Background: During hospitalization, horses typically undergo frequent blood sampling for diagnostic testing and monitoring. The need for numerous samples in hospitalized horses makes acquisition from an intravenous catheter (IVC) both convenient and less stressful to the patient.

Hypothesis: We hypothesized that there would be no significant difference in the plasma chemistry and CBC variables from blood samples obtained from a jugular catheter as compared with direct jugular venipuncture.

Animals: Fifty adult hospitalized horses; 25 receiving constant rate crystalloid therapy, and 25 receiving low volume IV medication.

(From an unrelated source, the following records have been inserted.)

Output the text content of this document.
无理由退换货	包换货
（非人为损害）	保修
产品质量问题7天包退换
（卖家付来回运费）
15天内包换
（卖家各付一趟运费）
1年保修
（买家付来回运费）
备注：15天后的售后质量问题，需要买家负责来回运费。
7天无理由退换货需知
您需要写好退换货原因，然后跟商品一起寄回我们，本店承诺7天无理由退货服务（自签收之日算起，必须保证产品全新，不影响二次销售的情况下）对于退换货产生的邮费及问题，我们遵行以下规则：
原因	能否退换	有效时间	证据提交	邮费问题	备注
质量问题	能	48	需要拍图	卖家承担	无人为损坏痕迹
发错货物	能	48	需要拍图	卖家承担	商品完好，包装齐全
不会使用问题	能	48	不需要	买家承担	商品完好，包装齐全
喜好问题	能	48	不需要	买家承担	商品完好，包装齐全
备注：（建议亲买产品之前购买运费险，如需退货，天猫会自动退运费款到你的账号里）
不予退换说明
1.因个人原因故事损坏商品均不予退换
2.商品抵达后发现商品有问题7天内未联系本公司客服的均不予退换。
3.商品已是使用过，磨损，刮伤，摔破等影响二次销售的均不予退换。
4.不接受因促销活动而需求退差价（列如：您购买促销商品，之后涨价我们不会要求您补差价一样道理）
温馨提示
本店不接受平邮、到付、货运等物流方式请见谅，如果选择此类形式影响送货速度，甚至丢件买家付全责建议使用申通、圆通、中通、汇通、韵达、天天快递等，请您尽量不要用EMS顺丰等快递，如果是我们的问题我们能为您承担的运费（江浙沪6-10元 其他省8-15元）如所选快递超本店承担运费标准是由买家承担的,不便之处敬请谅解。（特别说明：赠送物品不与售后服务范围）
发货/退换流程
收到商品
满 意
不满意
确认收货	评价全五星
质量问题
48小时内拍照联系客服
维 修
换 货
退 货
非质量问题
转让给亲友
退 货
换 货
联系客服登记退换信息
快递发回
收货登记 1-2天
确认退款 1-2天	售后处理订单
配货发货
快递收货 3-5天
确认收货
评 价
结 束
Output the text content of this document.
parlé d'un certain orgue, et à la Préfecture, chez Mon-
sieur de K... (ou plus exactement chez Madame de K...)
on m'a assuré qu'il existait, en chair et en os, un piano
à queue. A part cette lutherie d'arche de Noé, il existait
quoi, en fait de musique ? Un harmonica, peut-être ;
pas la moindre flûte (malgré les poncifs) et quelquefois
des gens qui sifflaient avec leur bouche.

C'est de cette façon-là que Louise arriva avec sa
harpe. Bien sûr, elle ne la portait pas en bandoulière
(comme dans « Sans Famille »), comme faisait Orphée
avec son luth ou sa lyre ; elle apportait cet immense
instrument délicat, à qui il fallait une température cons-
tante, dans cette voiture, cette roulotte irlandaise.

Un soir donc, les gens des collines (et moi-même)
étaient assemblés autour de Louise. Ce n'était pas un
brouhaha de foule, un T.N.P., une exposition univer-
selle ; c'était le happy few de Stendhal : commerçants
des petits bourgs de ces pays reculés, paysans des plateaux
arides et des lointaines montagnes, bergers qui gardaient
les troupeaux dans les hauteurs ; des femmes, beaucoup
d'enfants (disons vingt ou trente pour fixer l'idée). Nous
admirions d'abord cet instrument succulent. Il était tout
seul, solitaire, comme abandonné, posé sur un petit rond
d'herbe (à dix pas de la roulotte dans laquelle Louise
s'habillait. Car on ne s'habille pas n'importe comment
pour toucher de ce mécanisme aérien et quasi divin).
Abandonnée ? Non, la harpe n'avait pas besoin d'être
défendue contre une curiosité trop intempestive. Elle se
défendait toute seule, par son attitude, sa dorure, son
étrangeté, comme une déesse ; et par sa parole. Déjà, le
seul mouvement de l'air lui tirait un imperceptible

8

Methods: This study was conducted using a prospective, blinded, cross-over design. Samples were obtained sequentially by direct venipuncture of the jugular vein and aspiration from an IVC in the contralateral vein after an appropriate presample of blood was obtained and discarded. Samples were submitted for blinded analysis including CBC, plasma chemistry analysis, stall side plasma glucose concentration, PCV, and total protein concentration. Data obtained were analyzed using a Student's t-test with compensation for unequal variances between the 2 groups. Analyses were Bonferroni corrected for a 5% 2-tailed hypothesis test.

Results: There were no statistically significant or clinically relevant differences associated with sampling method (venipuncture versus catheter) regardless of fluid administration status in any of the 24 analytes measured.

Conclusions and Clinical Importance: Blood samples obtained by IVC have clinically equivalent values to those taken by direct venipuncture in commonly performed analyses. Additional investigation is warranted to establish if this technique is associated with increased complications such as phlebitis or bacteremia.

Abbreviation:
G

gauge

IVC

intravenous catheter

Patients in veterinary hospitals frequently are subjected to multiple blood sampling to allow for monitoring of serial clinical results or to obtain data relevant to changes in clinical status. Common practice at many institutions dictates the use of direct venipuncture at time of sampling despite the presence of an indwelling intravenous catheter (IVC). This practice arises from concerns that blood drawn from an IVC will either be hemolyzed and cause false electrolyte and hematology results or that the blood will be diluted by IV fluids or drugs. Repeat venipuncture is not only potentially harmful to the sampled vessel, but may increase anxiety and pain experienced by the patient, and, in fractious animals, result in potential injuries to the nursing staff. In patients with coagulopathies, drawing directly from the catheter would provide the added benefit of prevention of prolonged bleeding at the venipuncture site or thrombosis of the sampled vessel. The use of an existing IVC for repeat blood sampling may preserve vessel integrity in horses with limited venous access and minimize associated risk to the patient and personnel.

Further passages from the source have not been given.